Ann N Y Acad Sci. 2025 Aug 4. doi: 10.1111/nyas.70013.

DOI:10.1111/nyas.70013
PMID:40760795
原文链接:https://pmc.ncbi.nlm.nih.gov/articles/PMC12327768/
Abstract

Aging poses one of the greatest biomedical challenges of our time, with rising rates of frailty, sarcopenia, and cognitive decline globally. Preserving muscle and brain health is central to maintaining independence and quality of life in aging populations.

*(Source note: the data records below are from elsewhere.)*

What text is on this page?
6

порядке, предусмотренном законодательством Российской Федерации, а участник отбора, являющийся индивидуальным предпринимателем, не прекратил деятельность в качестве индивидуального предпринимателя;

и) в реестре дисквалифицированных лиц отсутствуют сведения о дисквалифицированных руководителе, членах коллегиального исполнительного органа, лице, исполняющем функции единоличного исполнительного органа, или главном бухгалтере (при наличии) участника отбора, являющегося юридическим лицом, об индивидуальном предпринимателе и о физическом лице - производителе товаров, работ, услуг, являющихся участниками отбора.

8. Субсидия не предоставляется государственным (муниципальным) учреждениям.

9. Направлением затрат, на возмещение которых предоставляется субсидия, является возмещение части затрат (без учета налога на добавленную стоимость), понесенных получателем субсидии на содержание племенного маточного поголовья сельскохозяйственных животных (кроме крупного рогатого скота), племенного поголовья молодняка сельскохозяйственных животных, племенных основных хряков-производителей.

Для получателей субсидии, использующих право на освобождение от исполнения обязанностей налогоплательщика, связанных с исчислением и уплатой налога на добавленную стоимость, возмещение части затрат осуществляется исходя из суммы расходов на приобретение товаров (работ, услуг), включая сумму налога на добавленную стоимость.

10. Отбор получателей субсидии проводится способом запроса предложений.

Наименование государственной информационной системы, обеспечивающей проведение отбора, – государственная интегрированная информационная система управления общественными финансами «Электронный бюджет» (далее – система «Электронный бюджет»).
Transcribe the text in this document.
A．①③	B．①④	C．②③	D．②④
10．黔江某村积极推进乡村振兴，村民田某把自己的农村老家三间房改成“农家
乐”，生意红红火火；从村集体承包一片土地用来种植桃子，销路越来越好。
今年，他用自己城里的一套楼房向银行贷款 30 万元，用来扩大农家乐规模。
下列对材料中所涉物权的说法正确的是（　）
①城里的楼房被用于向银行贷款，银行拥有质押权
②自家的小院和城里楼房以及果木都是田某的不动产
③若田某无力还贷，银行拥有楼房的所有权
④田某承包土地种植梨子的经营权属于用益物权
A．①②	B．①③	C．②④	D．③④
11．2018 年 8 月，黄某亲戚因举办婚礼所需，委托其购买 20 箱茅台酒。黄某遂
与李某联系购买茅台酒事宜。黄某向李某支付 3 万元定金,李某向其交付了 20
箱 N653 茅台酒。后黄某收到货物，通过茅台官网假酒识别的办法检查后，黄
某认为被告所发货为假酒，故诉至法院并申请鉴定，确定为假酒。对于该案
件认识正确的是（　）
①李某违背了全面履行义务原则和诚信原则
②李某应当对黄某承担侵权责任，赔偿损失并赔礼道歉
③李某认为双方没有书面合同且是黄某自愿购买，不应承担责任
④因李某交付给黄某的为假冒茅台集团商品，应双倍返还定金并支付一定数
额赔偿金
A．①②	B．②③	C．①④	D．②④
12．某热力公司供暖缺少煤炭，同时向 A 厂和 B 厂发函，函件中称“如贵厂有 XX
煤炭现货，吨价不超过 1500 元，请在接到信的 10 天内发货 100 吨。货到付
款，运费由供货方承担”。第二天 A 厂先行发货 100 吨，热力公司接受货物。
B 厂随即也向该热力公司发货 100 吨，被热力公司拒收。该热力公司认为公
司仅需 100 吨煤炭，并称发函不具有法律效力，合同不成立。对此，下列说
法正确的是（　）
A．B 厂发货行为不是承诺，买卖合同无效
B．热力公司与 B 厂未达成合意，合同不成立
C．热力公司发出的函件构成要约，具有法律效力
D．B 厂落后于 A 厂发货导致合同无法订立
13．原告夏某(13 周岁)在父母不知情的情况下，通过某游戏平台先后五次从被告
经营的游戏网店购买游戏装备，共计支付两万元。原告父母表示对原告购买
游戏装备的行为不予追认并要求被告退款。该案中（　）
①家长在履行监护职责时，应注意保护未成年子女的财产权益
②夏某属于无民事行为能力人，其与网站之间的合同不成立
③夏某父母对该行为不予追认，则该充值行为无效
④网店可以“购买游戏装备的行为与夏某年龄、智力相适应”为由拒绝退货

This commentary explores how hibernation research, rooted in comparative physiology, offers unprecedented opportunities for drug discovery and therapeutic innovation. Hibernating animals exhibit remarkable abilities to regulate metabolism, protect the brain and muscles from atrophy, and prevent cellular damage under extreme conditions. These adaptations could inform new strategies for muscle preservation during inactivity, neuroprotection, and targeted temperature management, as well as critical needs in aging, neurocritical care, and space medicine. The bidirectional relationship between muscle and brain health underscores the potential for hibernation-inspired therapies to address both sarcopenia and cognitive decline. Applying these insights to space medicine and critical care settings could lead to groundbreaking solutions for unmet medical needs. Just as GLP-1 agonists emerged from the study of Gila monster venom, focusing on nature's extreme survivors may reveal overlooked molecular targets for drug development. By harnessing these adaptations, we can advance biomimicry in medical research and inspire sustainable solutions for healthy aging, critical care, and space exploration-offering new hope for patients, clinicians, and policymakers.

摘要

衰老构成了我们这个时代最大的生物医学挑战之一,全球范围内衰弱、肌肉减少症和认知能力下降的发生率不断上升。保持肌肉和大脑健康对于维持老年人群的独立性和生活质量至关重要。本评论探讨了源于比较生理学的冬眠研究如何为药物发现和治疗创新提供了前所未有的机会。冬眠动物表现出非凡的能力,能够调节新陈代谢,保护大脑和肌肉免受萎缩,并在极端条件下防止细胞损伤。这些适应性变化可以为在不活动期间保护肌肉、神经保护和靶向温度管理提供新策略,以及满足衰老、神经重症监护和太空医学中的关键需求。肌肉和大脑健康之间的双向关系突出了受冬眠启发的疗法解决肌肉减少症和认知能力下降问题的潜力。将这些见解应用于太空医学和重症监护环境可能会为未满足的医疗需求带来开创性的解决方案。就像胰高血糖素样肽-1激动剂是从对吉拉毒蜥毒液的研究中产生的一样,关注自然界的极端幸存者可能会揭示药物开发中被忽视的分子靶点。通过利用这些适应性变化,我们可以推动医学研究中的仿生学发展,并为健康衰老、重症监护和太空探索激发可持续的解决方案,为患者、临床医生和政策制定者带来新的希望。